Rapid assessments in three residential areas of Hanoi, Haiphong and Ho Chi Minh city in
May, 2011 were implemented to discover response measures and the influence of price
increases on urban groups, including the poor (people who receive social protection),
migrants, local self-employed labourers, pensioners, civil servants and medium-income
The average retail price of most essential commodities and services in surveyed sites
increased in the first four months of 2011, especially after the beginning of Lunar New
Year (February). Commodities with significant price increases included foods and
foodstuffs; electricity, petrol, gas, and rental apartments. However, the price of several
commodities in the first two weeks of May, 2011 leveled off, and in some cases even
slightly decreased (for some types of meat and vegetables) compared to those in April,
2011. The minimum wage was adjusted upwards in May but the price of most essential
foods and foodstuffs did not increase, which could be explained by sharp price increases
in previous months. High prices led to demand contraction, so shops tended to remain
and decrease their price.
In general, social groups surveyed expressed the most concern about price increases of
food and foodstuffs (meat, fish, rice, and other foodstuffs) and fuels (electricity, petrol,
gas). Poor, low and fixed income groups (poor households, workers, and pensioners)
paid more attention to price increases of food and foodstuffs for minimum needs (meat,
fish, rice, vegetable, other foods). The poor and old people covered by social protection
policies were also concerned about the expense of medicine and health services. Medium
and moderately good income groups or rising income group (in relation with price
increases) -self-employed and civil servants- cared especially about the price increases of
gasoline, electricity and gas. Rising accommodation costs are migrant-specific concern.

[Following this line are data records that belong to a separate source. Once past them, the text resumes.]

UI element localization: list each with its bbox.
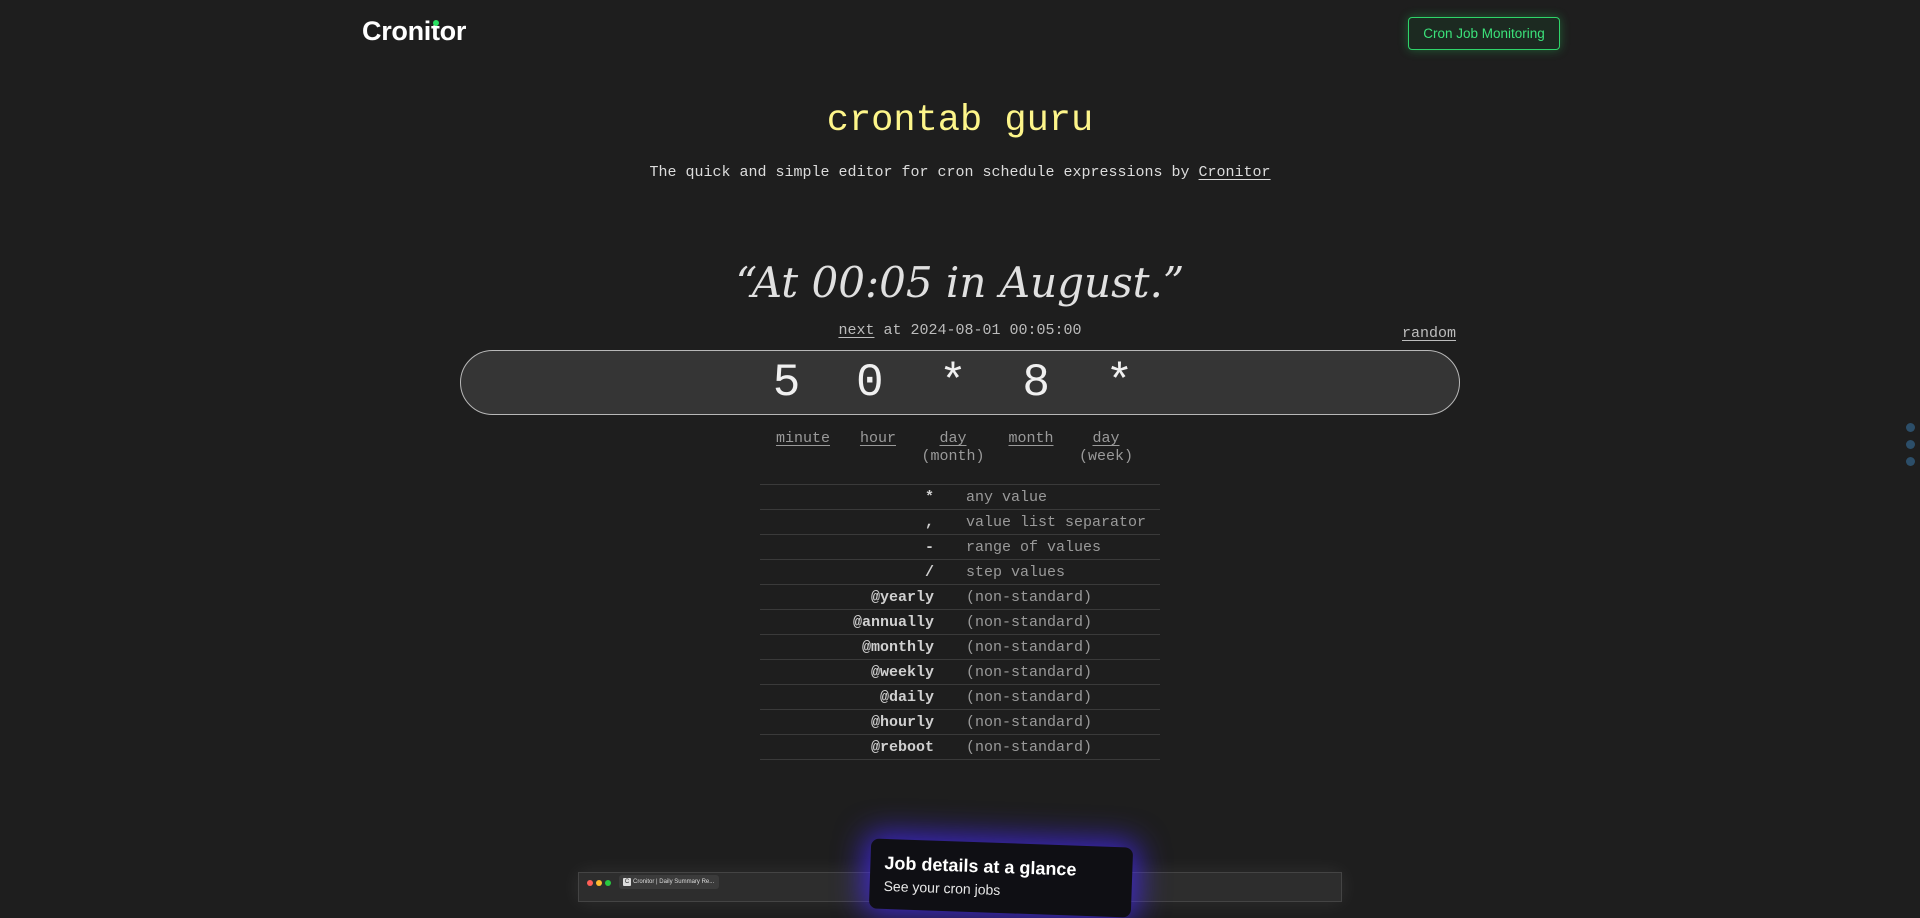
syntax-legend-table: * any value , value list separator - ran… <box>760 484 1160 760</box>
legend-description: range of values <box>948 534 1160 560</box>
section-dot[interactable] <box>1906 423 1915 432</box>
part-day-of-week[interactable]: day (week) <box>1072 430 1140 466</box>
section-dot[interactable] <box>1906 457 1915 466</box>
legend-row: @monthly (non-standard) <box>760 634 1160 660</box>
legend-symbol: @daily <box>760 684 948 710</box>
part-month[interactable]: month <box>1004 430 1058 448</box>
page-subtitle: The quick and simple editor for cron sch… <box>0 164 1920 181</box>
legend-description: (non-standard) <box>948 734 1160 760</box>
legend-description: (non-standard) <box>948 634 1160 660</box>
legend-row: , value list separator <box>760 509 1160 535</box>
part-label: day <box>939 430 967 447</box>
subtitle-text: The quick and simple editor for cron sch… <box>649 164 1190 181</box>
legend-symbol: , <box>760 509 948 535</box>
next-link[interactable]: next <box>838 322 874 339</box>
promo-heading: Job details at a glance <box>884 852 1077 880</box>
legend-symbol: - <box>760 534 948 560</box>
legend-description: (non-standard) <box>948 584 1160 610</box>
promo-tab-label: Cronitor | Daily Summary Re... <box>633 879 715 885</box>
window-close-icon <box>587 880 593 886</box>
legend-symbol: @annually <box>760 609 948 635</box>
cron-job-monitoring-button[interactable]: Cron Job Monitoring <box>1408 17 1560 50</box>
part-label: day <box>1092 430 1120 447</box>
brand-logo[interactable]: Cronitor <box>362 16 466 47</box>
legend-description: (non-standard) <box>948 659 1160 685</box>
legend-row: @yearly (non-standard) <box>760 584 1160 610</box>
part-day-of-month[interactable]: day (month) <box>916 430 990 466</box>
legend-row: * any value <box>760 484 1160 510</box>
part-minute[interactable]: minute <box>770 430 836 448</box>
legend-description: (non-standard) <box>948 684 1160 710</box>
legend-row: / step values <box>760 559 1160 585</box>
legend-symbol: / <box>760 559 948 585</box>
human-readable-schedule: “At 00:05 in August.” <box>735 258 1185 307</box>
legend-symbol: * <box>760 484 948 510</box>
part-hour[interactable]: hour <box>856 430 900 448</box>
legend-row: @reboot (non-standard) <box>760 734 1160 760</box>
legend-symbol: @hourly <box>760 709 948 735</box>
legend-symbol: @weekly <box>760 659 948 685</box>
next-run-text: at 2024-08-01 00:05:00 <box>883 322 1082 339</box>
legend-description: step values <box>948 559 1160 585</box>
part-label: minute <box>775 430 830 447</box>
part-sublabel: (month) <box>921 448 985 465</box>
legend-row: @hourly (non-standard) <box>760 709 1160 735</box>
next-run-line: next at 2024-08-01 00:05:00 <box>0 322 1920 339</box>
random-link[interactable]: random <box>1402 325 1456 342</box>
legend-description: (non-standard) <box>948 709 1160 735</box>
brand-name: Cronitor <box>362 16 467 46</box>
part-label: hour <box>859 430 896 447</box>
part-sublabel: (week) <box>1078 448 1133 465</box>
legend-row: @annually (non-standard) <box>760 609 1160 635</box>
legend-symbol: @reboot <box>760 734 948 760</box>
legend-symbol: @yearly <box>760 584 948 610</box>
legend-row: @weekly (non-standard) <box>760 659 1160 685</box>
window-maximize-icon <box>605 880 611 886</box>
legend-description: (non-standard) <box>948 609 1160 635</box>
cronitor-link[interactable]: Cronitor <box>1199 164 1271 181</box>
legend-row: - range of values <box>760 534 1160 560</box>
brand-dot-icon <box>433 20 439 26</box>
legend-row: @daily (non-standard) <box>760 684 1160 710</box>
promo-card: Job details at a glance See your cron jo… <box>868 838 1134 918</box>
promo-subtext: See your cron jobs <box>883 877 1001 898</box>
window-minimize-icon <box>596 880 602 886</box>
promo-browser-tab: C Cronitor | Daily Summary Re... <box>619 875 719 889</box>
legend-description: any value <box>948 484 1160 510</box>
legend-symbol: @monthly <box>760 634 948 660</box>
part-label: month <box>1008 430 1054 447</box>
cronitor-favicon-icon: C <box>623 878 631 886</box>
legend-description: value list separator <box>948 509 1160 535</box>
page-title: crontab guru <box>826 100 1094 142</box>
section-dot[interactable] <box>1906 440 1915 449</box>
cron-expression-input[interactable] <box>460 350 1460 415</box>
section-nav-dots <box>1906 423 1916 474</box>
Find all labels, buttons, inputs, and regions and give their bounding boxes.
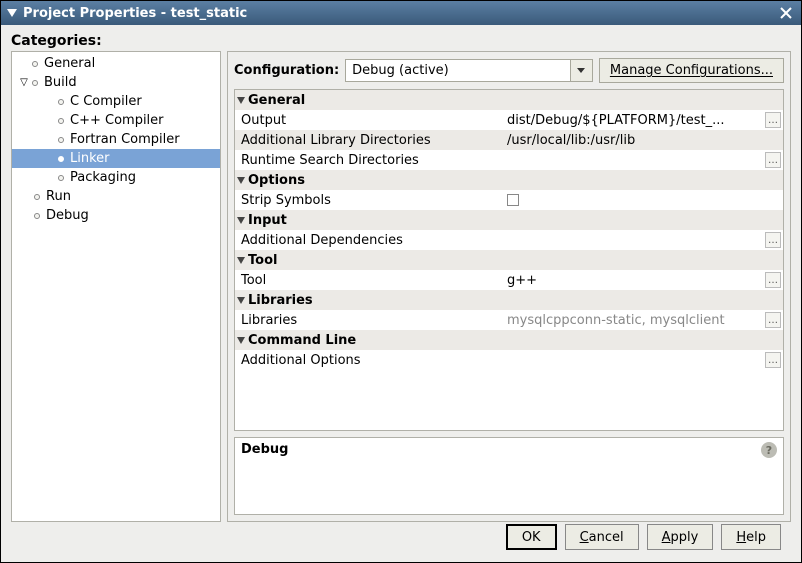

Common coping strategies applied by social groups to cope with price increases include
decreasing electricity use, decreasing personal consumption, rationing, buying cheaper
foods, decreasing gas consumption, and decreasing monthly savings among others. Of
these, “decreasing electricity use” and “decreasing personal expenditure” were the two
top priorities applied. Many households also chose to cook at home and eat out less to
reduce their expenses.
Price increases from early 2011 have decreased purchasing power, quality of life and
exacerbated inherent difficulties of poor, low and fixed income groups. Among social
groups surveyed in urban areas, the poor, people receiving social security and migrant
workers suffered the most.
For the poor, price increases had a negative influence on their nutrition and health and
their access to basic services (education, health care). Migrants reported that price hikes
made their lives more difficult due to higher costs. Price increases were also reported to
have made labour relations tenser and negatively impact on the occupation stability of
migrant workers. Price increases also exacerbated the lack of social capital situation of
both local poor people and migrants.
Extremely effects such as “stopping children from schooling”, “selling properties” or
“increasing borrowings for daily expenditure,” did not appear in all surveyed groups.
Credit activities for the poor in localities have not been badly affected. The affect (of price
increases) on gender relations, could only be seen through a re-allocation of work in the
family (women had to take bigger responsibility for family meals, some women in poor
households had to find extra work to supplement their incomes). Changes in job
structures due to price increases are not yet apparent in the same way as are the effects of
the Global Financial Crisis in 2009. The main concern of interviewees was how to get a job
with a higher income so as to mitigate against the rise in prices.